Hence R^2 = r^2 i.e. the coefficient of determination is the squared sample correlation; in the case of simple linear regression. This result does not extend to the multiple linear regression.

Nested Models

In the case of the simple linear regression

Model 0: E(y_i) = \alpha

Model 1: E(y_i) = \alpha+\beta x_{i}

these models are nested. By setting \beta=0 in Model 1 we retrieve Model 0. In other words, the simpler Model 0 is a special case of the more complex Model 1.

In the case of simple linear regression through the origin

Model 0: E(y_i) = \alpha

Model 1: E(y_i) = \beta x_{i}

the formula for R^2, with TSS = \sum_i (y_i-\bar{y})^2, cannot be used. The fitted Model 1 and Model 0 are not nested.

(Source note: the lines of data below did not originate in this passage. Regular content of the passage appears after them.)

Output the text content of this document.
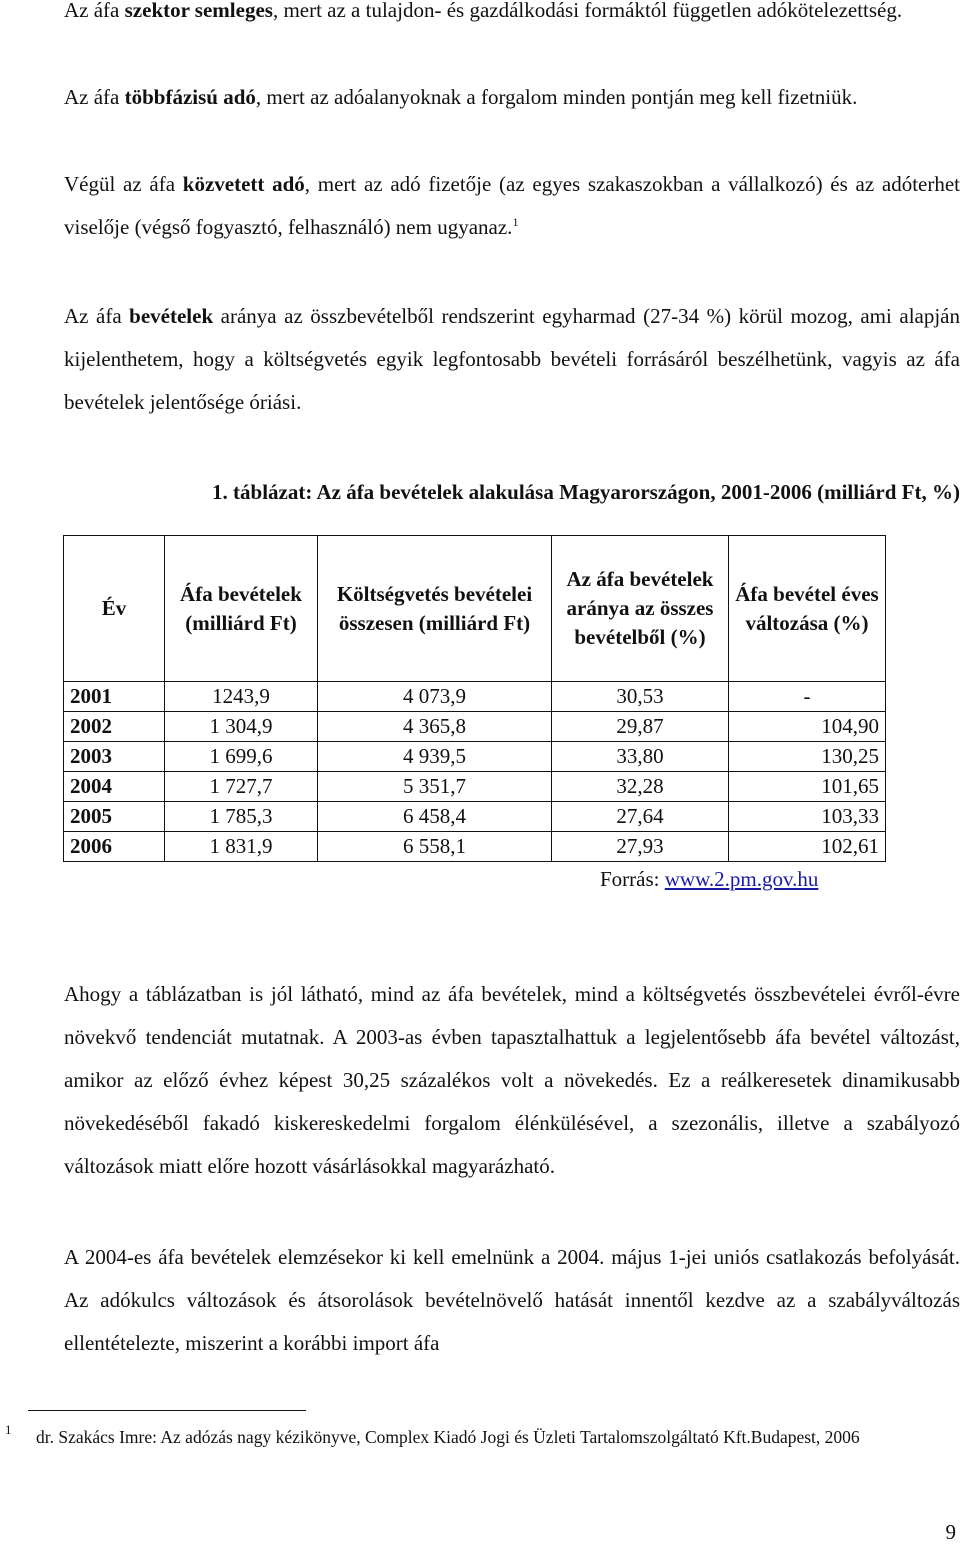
Az áfa szektor semleges, mert az a tulajdon- és gazdálkodási formáktól független adókötelezettség.

Az áfa többfázisú adó, mert az adóalanyoknak a forgalom minden pontján meg kell fizetniük.

Végül az áfa közvetett adó, mert az adó fizetője (az egyes szakaszokban a vállalkozó) és az adóterhet viselője (végső fogyasztó, felhasználó) nem ugyanaz.$^1$

Az áfa bevételek aránya az összbevételből rendszerint egyharmad (27-34 %) körül mozog, ami alapján kijelenthetem, hogy a költségvetés egyik legfontosabb bevételi forrásáról beszélhetünk, vagyis az áfa bevételek jelentősége óriási.

1. táblázat: Az áfa bevételek alakulása Magyarországon, 2001-2006 (milliárd Ft, %)
Év	Áfa bevételek (milliárd Ft)	Költségvetés bevételei összesen (milliárd Ft)	Az áfa bevételek aránya az összes bevételből (%)	Áfa bevétel éves változása (%)
2001	1243,9	4 073,9	30,53	-
2002	1 304,9	4 365,8	29,87	104,90
2003	1 699,6	4 939,5	33,80	130,25
2004	1 727,7	5 351,7	32,28	101,65
2005	1 785,3	6 458,4	27,64	103,33
2006	1 831,9	6 558,1	27,93	102,61
Forrás: www.2.pm.gov.hu

Ahogy a táblázatban is jól látható, mind az áfa bevételek, mind a költségvetés összbevételei évről-évre növekvő tendenciát mutatnak. A 2003-as évben tapasztalhattuk a legjelentősebb áfa bevétel változást, amikor az előző évhez képest 30,25 százalékos volt a növekedés. Ez a reálkeresetek dinamikusabb növekedéséből fakadó kiskereskedelmi forgalom élénkülésével, a szezonális, illetve a szabályozó változások miatt előre hozott vásárlásokkal magyarázható.

A 2004-es áfa bevételek elemzésekor ki kell emelnünk a 2004. május 1-jei uniós csatlakozás befolyását. Az adókulcs változások és átsorolások bevételnövelő hatását innentől kezdve az a szabályváltozás ellentételezte, miszerint a korábbi import áfa

1 dr. Szakács Imre: Az adózás nagy kézikönyve, Complex Kiadó Jogi és Üzleti Tartalomszolgáltató Kft.Budapest, 2006
9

The Multiple Linear Regression

Suppose now we have one response variable y and p explanatory variable x_1, \ldots x_p and two models as follows

Data: (y_i,x_{1i}, \ldots, x_{(p-1)i}),\quad i=1,\dots,n

Model 0: E(y_i) = \alpha

Model 1: E(y_i) = \alpha+\beta_1 x_{1i} + \ldots + \beta_{k} x_{ki}

Then we can calculate the coefficient of determination R^2 is the same way. However, in the case of multiple linear regression, where there is more than one explanatory variable in the model, we often refer to a quantity called adjusted R^2, R^2 (adj), instead of R^2. As the number of explanatory variables increases, R^2 also increases, but R^2 (adj) adjusts for the fact that there is more than one explanatory variable the model.

R^2(adj) as a measure of model fit

For any multiple linear regression E(y_i) = \alpha+\beta_1x_{1i}+\dots+\beta_{(p-1)}x_{(p-1)i} the R^2(adj) is defined as R^2 \mbox(adj) = 1-\frac{\frac{RSS}{n-k-1}}{\frac{TSS}{n-1}}, where k is the number of explanatory variables, i.e. the number of coefficients in the model excluding the constant \alpha term.

R^2(adj) can also be calculated from the following identity

R^{2} \mbox{(adj)} ={1-(1-R^{2}){n-1 \over n-k-1}}.